How can we be more like Jesus?

  1. Keep focussed on the big issues. We must distinguish between traditions and truth. We often separate not over principles but practice. Guard against distinctives that are secondary.
  2. A greater reality is needed in church and in our Christian lives. The danger of formalism is ever near. The older brother in the parable of Luke 15 was joyless and complaining to the father – there was service but no love to the Father. Is our worship a token gesture to God, or do we meet with him in it? Is there true engagement and love to Christ or a guilt-induced legalism? Younger people look for reality and a Pharisaic agenda fails to draw them.
  3. Avoid the abuse of power in the church. In John 9 a congenital blindness is healed.
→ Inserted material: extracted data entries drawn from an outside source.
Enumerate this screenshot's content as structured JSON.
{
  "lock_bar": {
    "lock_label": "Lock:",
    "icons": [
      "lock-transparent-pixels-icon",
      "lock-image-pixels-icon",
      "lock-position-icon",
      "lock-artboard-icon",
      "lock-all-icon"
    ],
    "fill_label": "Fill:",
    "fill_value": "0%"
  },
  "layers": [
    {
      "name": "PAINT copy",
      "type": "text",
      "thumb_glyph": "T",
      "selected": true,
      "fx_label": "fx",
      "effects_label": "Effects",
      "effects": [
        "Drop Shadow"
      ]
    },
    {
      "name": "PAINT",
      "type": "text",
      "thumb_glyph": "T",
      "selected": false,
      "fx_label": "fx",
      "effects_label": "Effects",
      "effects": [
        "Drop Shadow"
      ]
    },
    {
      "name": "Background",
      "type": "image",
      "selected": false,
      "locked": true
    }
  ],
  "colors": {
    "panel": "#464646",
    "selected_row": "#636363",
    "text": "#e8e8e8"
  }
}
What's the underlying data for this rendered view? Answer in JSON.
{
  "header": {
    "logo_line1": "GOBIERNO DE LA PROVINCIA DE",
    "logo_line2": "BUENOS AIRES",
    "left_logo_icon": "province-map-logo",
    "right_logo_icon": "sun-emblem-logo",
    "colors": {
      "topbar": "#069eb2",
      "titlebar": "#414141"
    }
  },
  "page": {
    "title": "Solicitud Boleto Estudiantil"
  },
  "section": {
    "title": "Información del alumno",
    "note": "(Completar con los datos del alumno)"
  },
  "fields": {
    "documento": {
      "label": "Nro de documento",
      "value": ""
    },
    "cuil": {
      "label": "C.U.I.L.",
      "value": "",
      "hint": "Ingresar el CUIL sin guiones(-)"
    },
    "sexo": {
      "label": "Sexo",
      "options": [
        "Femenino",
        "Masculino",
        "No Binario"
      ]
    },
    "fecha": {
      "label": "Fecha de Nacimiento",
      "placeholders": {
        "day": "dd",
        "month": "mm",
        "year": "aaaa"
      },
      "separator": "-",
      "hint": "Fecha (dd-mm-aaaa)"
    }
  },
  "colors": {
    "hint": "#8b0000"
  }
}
The Pharisees’ ‘investigation’ chills the air as they interrogate his parents on such a happy day. The parents know the score. Truth and reality is on the blind man’s side, but power belongs to the Pharisees, and the parents know the score.
  4. Actively break down barriers. Have our limits become confined? Are we truly welcoming to outsiders? Not ‘how many years have you been a Christian?’ How long is it since a young man became a significant person in your church?
  5. What ‘distinguishes’ your church? Is it an ethos of grace? Or are we like the church that advertised their ‘non-use of microphones’ alongside their use of Bible versions in services?
  6. Lifestyle. How do we live? Discipleship challenges our comfort and materialism. Is there a desire to share what we have with others? Are we marked out by practical kindness and sacrifice and mercy?

We mustn’t avoid the last verses of Matthew 23 – how Jesus longed for these lost Pharisees! He wanted to draw them in. Christ’s call is gracious, his yoke is easy and his burden light. People matter.